Our kinetic studies showed significantly lower enzymatic kcat values (1.5 to 20-fold) for mutants compared to wt NA2009, while all variants preserved the ability to bind substrate. We observed only moderately decreased catalytic efficiency (kcat/Km) for the single mutants I223V and S247N, and much lower values for all variants containing the H275Y substitution (only 4–6% of the wt value for the H275Y, I223V/H275Y, and S247N/H275Y mutants). Compared to wt, the sensitivity of the H275Y single mutant to oseltamivir decreased considerably (more than 1000-fold increase in Ki). The effects of the I223V and S247N single mutations were more modest (approximately 30- and 20-fold increases in Ki, respectively). The double mutations I223V/H275Y and S247N/H275Y led to dramatic increases in Ki values (3900- and 9000-fold higher than wt, respectively).

These data are consistent with thermodynamic ITC data showing minor changes in the parameters of oseltamivir binding to the I223V and S247N single mutants compared to wt. The substantial decrease in strength of oseltamivir binding to the H275Y mutant is caused by a significant loss of binding enthalpy, which is partially compensated by a gain in binding entropy.

To structurally explain the effect of the amino acid exchanges on oseltamivir resistance, we performed X-ray structure analysis of five oseltamivir-resistant NA variants in complex with the inhibitor. To our knowledge, structural analyses of these mutant variants are the only reported on the background of the pandemic NA2009. In all crystal structures containing a H275Y mutation, the binding pose of oseltamivir was altered due to the bulkier, polar tyrosine side chain pushing E277 into the active site. This observation explains the 1100-fold reduction in the binding affinity of the H275Y mutant to oseltamivir and is in agreement with previous structural analysis of the H275Y variant of avian influenza neuraminidase H5N1 by Collins and co-workers [30]. However, we did not confirm the loss of a hydrogen bond between R152 and the oseltamivir acetyl group, which was proposed by Le and co-workers based on molecular dynamics simulations as an additive molecular mechanism conferring drug resistance in H5N1 and H1N1 strains bearing H275Y mutations [68].

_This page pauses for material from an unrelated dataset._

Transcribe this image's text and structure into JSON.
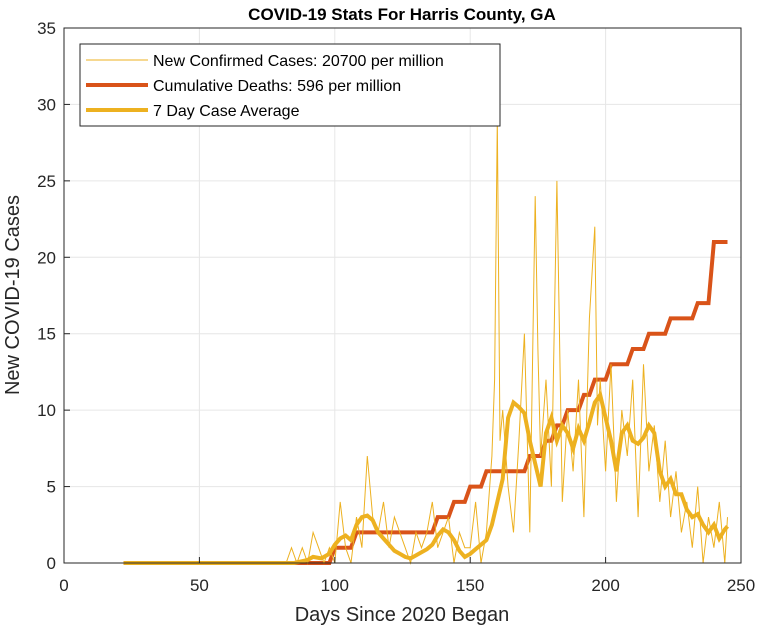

The I223V and S247N substitutions did not have a dramatic effect on the oseltamivir binding pose. Rather, small structural alterations—such as loss of a dispersion bond with oseltamivir in the V223 mutant and changes in the hydration shell in the N247 mutant—appear responsible for increases in Ki.

Taken together, our kinetic, thermodynamic, and structural results show that while the I223V and S247N substitutions alone confer only mild oseltamivir resistance, combination with the major neuraminidase mutation H275Y leads to dramatic impairment of inhibition potency that can be attributed to the additive structural and hydration shell changes.

We hope that a detailed understanding of the origins of resistance at the molecular level will aid development of more potent compounds that are effective against oseltamivir-resistant NAs.